Üzgün değil, buruşmuşum.

Sanki, ne bileyim, son olduğunu bildiğim bir öpücük için hiç tanımadığım sevgilimle gece yarısı tenhada buluşmuşum.

İnsanın kaldırma kuvveti suyun aksine bitebiliyor; oturup neler düşünür olmuşum. Tövbe ya Rabbi... Orada mısın? Tamam.


Her an kıyamet kopacak hissiyle sessizce oturmanın kıyametin kendisi olduğunu görmesi için her şeyi kaybetmesi ya da zaten hiçbir şeye sahip olmadığını nihayet anlayabilmesi gerekiyormuş insanın sanırım. Kimsesizlik duygusu ve bitişi, öngörülemeyen sessizlik daima bir çeşit farkındalığa gebedir zira.

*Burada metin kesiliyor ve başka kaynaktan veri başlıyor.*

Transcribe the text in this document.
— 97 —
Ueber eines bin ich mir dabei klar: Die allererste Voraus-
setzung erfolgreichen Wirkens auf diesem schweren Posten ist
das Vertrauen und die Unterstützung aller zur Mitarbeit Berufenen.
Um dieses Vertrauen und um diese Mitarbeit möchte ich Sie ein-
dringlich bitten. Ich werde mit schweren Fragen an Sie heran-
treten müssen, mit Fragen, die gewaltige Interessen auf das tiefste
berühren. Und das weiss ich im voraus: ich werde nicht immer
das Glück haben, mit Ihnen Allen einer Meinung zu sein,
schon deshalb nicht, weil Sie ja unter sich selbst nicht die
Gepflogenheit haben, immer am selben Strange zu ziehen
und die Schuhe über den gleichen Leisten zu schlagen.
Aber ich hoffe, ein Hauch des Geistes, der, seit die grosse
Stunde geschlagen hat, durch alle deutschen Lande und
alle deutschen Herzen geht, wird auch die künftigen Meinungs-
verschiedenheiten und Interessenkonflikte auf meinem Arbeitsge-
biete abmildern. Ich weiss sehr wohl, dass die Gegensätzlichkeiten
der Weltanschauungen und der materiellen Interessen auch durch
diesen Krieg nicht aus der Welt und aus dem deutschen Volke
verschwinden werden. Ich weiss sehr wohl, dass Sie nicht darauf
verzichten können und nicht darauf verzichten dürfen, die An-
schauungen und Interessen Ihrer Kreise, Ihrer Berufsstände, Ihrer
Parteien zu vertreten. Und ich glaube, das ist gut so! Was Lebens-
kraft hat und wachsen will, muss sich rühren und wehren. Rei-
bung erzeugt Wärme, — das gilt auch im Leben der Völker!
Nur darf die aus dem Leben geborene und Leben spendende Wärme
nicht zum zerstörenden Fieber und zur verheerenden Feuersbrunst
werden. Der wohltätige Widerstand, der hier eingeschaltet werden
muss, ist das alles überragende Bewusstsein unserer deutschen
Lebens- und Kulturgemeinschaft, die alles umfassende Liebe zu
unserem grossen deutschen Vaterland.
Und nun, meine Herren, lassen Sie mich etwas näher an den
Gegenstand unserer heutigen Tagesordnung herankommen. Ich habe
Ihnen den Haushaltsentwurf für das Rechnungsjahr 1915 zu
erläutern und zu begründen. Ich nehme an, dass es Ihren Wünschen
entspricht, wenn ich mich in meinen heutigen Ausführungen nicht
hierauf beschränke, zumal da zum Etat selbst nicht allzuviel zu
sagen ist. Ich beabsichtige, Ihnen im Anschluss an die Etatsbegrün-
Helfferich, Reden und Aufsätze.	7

Bazı hayatların mutlu anlarından ziyade, kıyametinin 10 ila 60 dakika süren devre araları olur hani, ondandır belki; güzel olduğu sürece her yalanınıza inanırım. Bilinçli aldanmanın getirdiği absürt huzura hayranım. Bu yüzden her kahkaha biraz sarkastik olabilir mi? Olabilir, en büyük düşmanı olduğum kadar da şahidiyim kendimin.

Neyse ki "neyse", neyse ki "olsun". Bazen bırakacaksın ki o baraj dolsun. Böylece görürsün; içinde don yıkadıkları üç kuruşluk, bulanık derenin suyu nelere kadir. Şimdi burada size bir kafiye daha patlatırdım Çingen darbukası misali ama huyum değildir, olursa da pek nadir.


Ne çekilmez insan olmuşum yahu, okurken daha iyi fark ediyorum yazdıklarımı. Çekseler de gitmezmişim zaten ama baksan; bugüne dek kim ittiyse götünün dibine çadır kurmuşum.

Bunların hepsi görmüş ama geçirememiş olmaktan. İzi kalacak kadar bile iyileşse öper başına koyarsın, öyle de bir şeyler ama kafan nasıl doluysa artık koyacak yer yok. İşte bu yüzden okuma derim, öğrenme, bir boku da bilme; artık kim dinliyorsa ona. Zira farkındalığın yeteri kadar ilerledikten sonra cehalete, mutluluğa dönen tüm yolları kapatmak gibi bir laneti vardır.

Farkındalık, sanıyorum ki biraz orospudur.